Horbat Tittora is a large, multi-strata antiquities site located on a hill within the modern city of Modi‘in (Fig. 1). Numerous archaeological excavations at the site revealed substantial evidence of settlement during all the periods from the end of the Chalcolithic until modern times (Gudovitz and Feldstein 1996:125; Birman and Goldin 1997; Gibson and Lass 1998; Lass 1998a; 1998b; Segal 1998; Kedar 2014:58). The site overlooks two ancient roads that led from the coastal plain to Jerusalem, and it is surrounded by wide alluvial valleys, which provided a fertile agricultural hinterland for the settlement through the ages. A survey (Pringle 1997:35–36) and a trial excavation (Gudovitz and Feldstein 1996) conducted on the summit of the hill investigated a tower built in the Crusader period, possibly part of a fortress (Qal‘at Tantura, el-Burj).
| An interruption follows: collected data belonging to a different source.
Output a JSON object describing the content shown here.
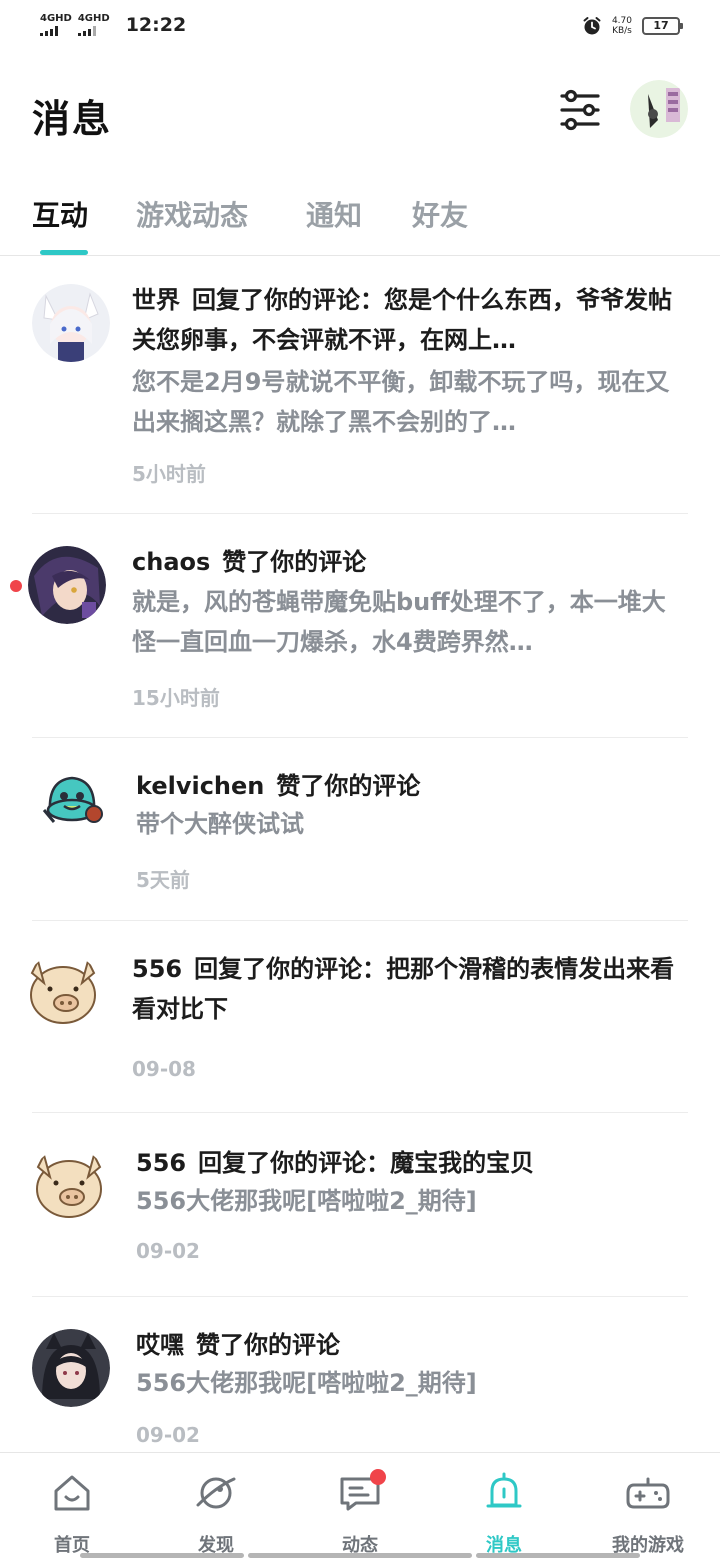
{
  "status_bar": {
    "network_1": "4GHD",
    "network_2": "4GHD",
    "time": "12:22",
    "speed_value": "4.70",
    "speed_unit": "KB/s",
    "battery": "17"
  },
  "header": {
    "title": "消息"
  },
  "tabs": [
    {
      "label": "互动",
      "active": true
    },
    {
      "label": "游戏动态",
      "active": false
    },
    {
      "label": "通知",
      "active": false
    },
    {
      "label": "好友",
      "active": false
    }
  ],
  "messages": [
    {
      "user": "世界",
      "action": "回复了你的评论：您是个什么东西，爷爷发帖关您卵事，不会评就不评，在网上…",
      "body": "您不是2月9号就说不平衡，卸载不玩了吗，现在又出来搁这黑？就除了黑不会别的了…",
      "time": "5小时前",
      "unread": false
    },
    {
      "user": "chaos",
      "action": "赞了你的评论",
      "body": "就是，风的苍蝇带魔免贴buff处理不了，本一堆大怪一直回血一刀爆杀，水4费跨界然…",
      "time": "15小时前",
      "unread": true
    },
    {
      "user": "kelvichen",
      "action": "赞了你的评论",
      "body": "带个大醉侠试试",
      "time": "5天前",
      "unread": false
    },
    {
      "user": "556",
      "action": "回复了你的评论：把那个滑稽的表情发出来看看对比下",
      "body": "",
      "time": "09-08",
      "unread": false
    },
    {
      "user": "556",
      "action": "回复了你的评论：魔宝我的宝贝",
      "body": "556大佬那我呢[嗒啦啦2_期待]",
      "time": "09-02",
      "unread": false
    },
    {
      "user": "哎嘿",
      "action": "赞了你的评论",
      "body": "556大佬那我呢[嗒啦啦2_期待]",
      "time": "09-02",
      "unread": false
    }
  ],
  "bottom_nav": [
    {
      "label": "首页",
      "icon": "home-icon",
      "active": false,
      "badge": false
    },
    {
      "label": "发现",
      "icon": "planet-icon",
      "active": false,
      "badge": false
    },
    {
      "label": "动态",
      "icon": "chat-icon",
      "active": false,
      "badge": true
    },
    {
      "label": "消息",
      "icon": "bell-icon",
      "active": true,
      "badge": false
    },
    {
      "label": "我的游戏",
      "icon": "gamepad-icon",
      "active": false,
      "badge": false
    }
  ],
  "colors": {
    "accent": "#2ec8c6",
    "badge": "#f0444a",
    "secondary_text": "#8a8f96",
    "time_text": "#b9bdc2"
  }
}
The present excavation was conducted in two areas abutting the tower (Fig. 2): Area A to its south, and Area B to its north and west.
 
Area A (Fig. 3) uncovered a courtyard that seems to have provided domestic services for the tower during the Crusader, Ayyubid, Mamluk and Ottoman periods. The courtyard had a tamped-earth floor, on which a tabun was set. The floor lay on a fill rich with finds, which along with pottery, coins and metal artifacts included fragments of clay ovens, wood charcoal, charred seeds and animal bones. An initial examination of the finds has shown that they are mixed, mainly representing the medieval and the late Ottoman periods. This mixture may be due to disturbances caused during the Ottoman period, likely by intensive agricultural activities, as it is evident from aerial photos of the first half of the twentieth century that the area surrounding the tower was utilized as an agricultural plot. The fill covered a layer of massive collapsed debris, which was reached at about 1 m below the courtyard floor and is obviously much earlier in date. This layer was not fully excavated, and hence the living surface on which it lies was not reached.
 
Area B yielded the remains of two Late Roman-period (third–fourth centuries CE) buildings. The remains of the first comprise the northern and western walls of a monumental structure, built from massive ashlars (c. 0.6 × 0.8 m); this structure continued under the remains of the tower (Fig. 4). The remains of the second building comprise its southwestern corner, uncovered to the north of the monumental building. These remains comprise a room whose walls and floor were plastered. Sunk into the plastered floor were four dolia—large ceramic storage vessels (Fig. 5).
 
The excavation uncovered previously unknown monumental remains from the late Roman period below and adjacent to the Crusader tower at Horbat Tittora. The study of the abundant finds from the medieval and late Ottoman periods will significantly contribute to our understanding of daily life at the site during these periods.